Single Objective Problems: Rastrigin

Preamble

In [1]:
# used to create block diagrams
%reload_ext xdiag_magic
%xdiag_output_format svg
    
import numpy as np                   # for multi-dimensional containers
import pandas as pd                  # for DataFrames
import plotly.graph_objects as go    # for data visualisation
import plotly.io as pio              # to set shahin plot layout

pio.templates['shahin'] = pio.to_templated(go.Figure().update_layout(margin=dict(t=0,r=0,b=40,l=40))).layout.template
pio.templates.default = 'shahin'

Introduction

Before moving on, let's take some time to have a closer look at a single-objective problem. This will give us some perspective. In single-objective problems, the objective is to find a single solution which represents the global optimum in the entire search space.
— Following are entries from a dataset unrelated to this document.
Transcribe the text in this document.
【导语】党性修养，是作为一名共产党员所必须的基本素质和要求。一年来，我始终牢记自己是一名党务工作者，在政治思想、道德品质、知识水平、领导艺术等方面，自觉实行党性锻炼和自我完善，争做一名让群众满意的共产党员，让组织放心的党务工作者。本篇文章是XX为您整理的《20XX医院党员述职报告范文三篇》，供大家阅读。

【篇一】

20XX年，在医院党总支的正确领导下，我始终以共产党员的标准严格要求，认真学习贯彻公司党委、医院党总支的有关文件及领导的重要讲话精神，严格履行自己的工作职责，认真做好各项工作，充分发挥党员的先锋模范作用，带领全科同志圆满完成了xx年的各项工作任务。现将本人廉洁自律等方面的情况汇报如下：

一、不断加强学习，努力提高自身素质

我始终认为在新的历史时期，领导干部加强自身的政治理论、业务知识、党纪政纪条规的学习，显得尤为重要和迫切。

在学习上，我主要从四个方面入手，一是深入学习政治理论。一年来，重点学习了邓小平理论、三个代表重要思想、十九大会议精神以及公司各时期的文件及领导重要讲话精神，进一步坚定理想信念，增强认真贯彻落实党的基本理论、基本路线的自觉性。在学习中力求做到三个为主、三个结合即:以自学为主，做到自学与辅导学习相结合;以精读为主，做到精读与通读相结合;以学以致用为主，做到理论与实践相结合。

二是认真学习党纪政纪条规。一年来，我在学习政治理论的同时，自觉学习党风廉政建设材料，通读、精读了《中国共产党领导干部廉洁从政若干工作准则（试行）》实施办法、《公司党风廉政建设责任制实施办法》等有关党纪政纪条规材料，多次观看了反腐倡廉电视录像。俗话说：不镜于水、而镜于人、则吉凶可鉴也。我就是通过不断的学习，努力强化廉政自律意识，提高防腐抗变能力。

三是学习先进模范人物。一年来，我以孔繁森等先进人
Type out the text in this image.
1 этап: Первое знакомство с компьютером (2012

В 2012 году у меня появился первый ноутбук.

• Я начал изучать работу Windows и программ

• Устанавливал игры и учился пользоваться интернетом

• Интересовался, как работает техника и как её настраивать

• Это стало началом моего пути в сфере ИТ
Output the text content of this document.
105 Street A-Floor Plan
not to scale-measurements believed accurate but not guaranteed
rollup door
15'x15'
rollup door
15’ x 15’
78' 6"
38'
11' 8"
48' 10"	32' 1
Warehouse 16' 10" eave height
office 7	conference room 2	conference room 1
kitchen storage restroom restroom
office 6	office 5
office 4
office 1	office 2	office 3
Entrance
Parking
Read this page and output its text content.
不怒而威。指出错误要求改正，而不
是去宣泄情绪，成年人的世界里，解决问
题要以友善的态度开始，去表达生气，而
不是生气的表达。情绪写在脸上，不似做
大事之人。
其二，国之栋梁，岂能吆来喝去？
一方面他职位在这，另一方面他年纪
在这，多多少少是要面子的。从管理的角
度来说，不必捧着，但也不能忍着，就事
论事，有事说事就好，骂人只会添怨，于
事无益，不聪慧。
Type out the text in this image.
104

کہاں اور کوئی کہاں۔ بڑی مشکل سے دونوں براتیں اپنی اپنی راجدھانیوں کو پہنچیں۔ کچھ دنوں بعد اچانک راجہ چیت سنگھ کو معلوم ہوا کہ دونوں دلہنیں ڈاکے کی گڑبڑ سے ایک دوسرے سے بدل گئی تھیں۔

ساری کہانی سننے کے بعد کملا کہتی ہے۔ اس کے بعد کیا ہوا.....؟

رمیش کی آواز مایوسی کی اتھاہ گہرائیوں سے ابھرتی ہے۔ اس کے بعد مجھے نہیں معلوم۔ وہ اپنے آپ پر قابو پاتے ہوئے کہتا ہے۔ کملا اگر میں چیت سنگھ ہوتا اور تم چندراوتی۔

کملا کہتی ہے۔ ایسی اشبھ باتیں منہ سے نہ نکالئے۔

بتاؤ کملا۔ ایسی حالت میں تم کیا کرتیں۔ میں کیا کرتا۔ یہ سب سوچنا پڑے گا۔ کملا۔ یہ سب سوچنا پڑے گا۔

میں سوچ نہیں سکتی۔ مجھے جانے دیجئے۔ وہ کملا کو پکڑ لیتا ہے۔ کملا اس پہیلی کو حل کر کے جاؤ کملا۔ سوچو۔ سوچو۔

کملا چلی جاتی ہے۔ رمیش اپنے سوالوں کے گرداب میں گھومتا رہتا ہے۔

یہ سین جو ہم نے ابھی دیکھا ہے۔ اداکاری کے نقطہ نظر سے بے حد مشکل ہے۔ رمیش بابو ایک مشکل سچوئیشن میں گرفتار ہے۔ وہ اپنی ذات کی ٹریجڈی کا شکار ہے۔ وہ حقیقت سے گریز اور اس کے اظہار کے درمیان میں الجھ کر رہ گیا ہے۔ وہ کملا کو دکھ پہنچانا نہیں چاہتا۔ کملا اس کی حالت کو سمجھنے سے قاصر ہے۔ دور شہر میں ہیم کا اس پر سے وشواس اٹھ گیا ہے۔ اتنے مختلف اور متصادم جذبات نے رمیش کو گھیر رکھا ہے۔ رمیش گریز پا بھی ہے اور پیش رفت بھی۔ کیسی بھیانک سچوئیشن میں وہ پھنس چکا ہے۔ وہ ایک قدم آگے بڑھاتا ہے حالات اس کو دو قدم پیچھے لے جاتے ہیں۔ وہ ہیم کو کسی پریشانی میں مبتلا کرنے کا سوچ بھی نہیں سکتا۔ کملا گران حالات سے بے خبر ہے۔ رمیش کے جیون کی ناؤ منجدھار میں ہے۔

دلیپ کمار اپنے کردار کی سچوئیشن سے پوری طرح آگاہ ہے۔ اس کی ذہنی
Determining which solutions outperforms others is a simple task when only considering a single-objective, because the best solution is simply the one with the highest (for maximisation problems) or lowest (for minimisation problems) objective value. Let's take the Rastrigin function as an example.

The Rastrigin Function

This is a single-objective test function which has been expressed in Equation 1.

$$ f(\mathbf{x}) = A n + \sum_{d=1}^D \left[x_i^2 - A\cos(2 \pi x_d)\right]\tag{1} $$

where $x_d \in [-5.12, 5.12]$, i.e. each problem variable should be between $-5.12$ and $5.12$. It is continuous, convex, and unimodal. It is scalable with regards to its dimensionality in the problem domain, however we will use its two-dimensional configuration for easy visualisation throughout this notebook. Let's implement this problem in Python so we can evaluate some solutions.

In [2]:
def rastrigin(x):
    A = 10
    y = A * D + np.sum(np.square(x) - A * np.cos(2 * np.pi * x))
    return y

Now let's prepare for the initialisation of five solutions with two problem variables. We will specify the desired population size, $\mathrm{N}$, and the dimensionality of the problem domain, $\mathrm{D}$. We will also specify the lower and upper boundaries for our problem variables.

In [3]:
N = 5
D = 2
D_lower = np.ones((1, D)) * -5.12
D_upper = np.ones((1, D)) * 5.12

Let's initialise a population with random decision variable

In [4]:
X = pd.DataFrame(np.random.uniform(low=D_lower, high=D_upper, size=(N,D)))
X
Out[4]:
0 1
0 -0.771338 -2.599701
1 3.158239 2.268091
2 4.114275 2.784494
3 0.482772 4.519134
4 4.866421 2.160641

To generate $\mathrm{Y}$, we will evaluate each solution $\mathrm{X}_{\mathrm{N}}$ using the rastrigin() test function defined above.

In [5]:
Y = np.empty((0, 1))

X = pd.DataFrame(np.random.uniform(low=D_lower, high=D_upper, size=(N,D)))

for n in range(N):
    y = rastrigin(X.iloc[n])
    Y = np.vstack([Y, y])
    
# convert to DataFrame
Y = pd.DataFrame(Y, columns=['f'])

We only have five solutions, so it's feasible to list all our objective values.

In [6]:
Y
Out[6]:
f
0 21.269135
1 37.157999
2 23.898303
3 70.830575
4 58.584472

We can very easily select the best solution from the above population. It is simply the solution with the smallest objective value (as we are concerned with minimisation).

In [7]:
np.min(Y)
Out[7]:
f    21.269135
dtype: float64

Note

The above example relies on random numbers. This means you will see different results upon executing the code in this notebook for yourself.

Let's see if we can get a better understanding of the problem domain by generating and visualising 3000 more solutions. This means setting $\mathrm{N}=3000$. We can achieve this by repeating the same code as above with slightly different parameters to generate our population of solutions, and then evaluate them using our rastrigin() function.

In [8]:
N = 3000

X = pd.DataFrame(
    np.random.uniform(low=D_lower, high=D_upper, size=(N,D)),
    columns=['x1', 'x2']
)

Y = np.empty((0, 1))

for n in range(N):
    y = rastrigin(X.iloc[n])
    Y = np.vstack([Y, y])
    
Y = pd.DataFrame(Y, columns=['f'])

All that's left now is to visualise the results. For this, we'll use a 3D scatterplot to plot the problem variables of each solution along with each corresponding objective value. We will reserve the vertical axis for the objective value, $f$, meaning that "lower" points represent better performing solutions.

In [9]:
fig = go.Figure(layout=dict(scene = dict(xaxis_title='x1',
                                         yaxis_title='x2',
                                         zaxis_title='f')))

fig.add_scatter3d(x=X.x1, y=X.x2, z=Y.f, 
                  mode='markers',
                  marker=dict(color = -Y.f, size=4))

fig.show()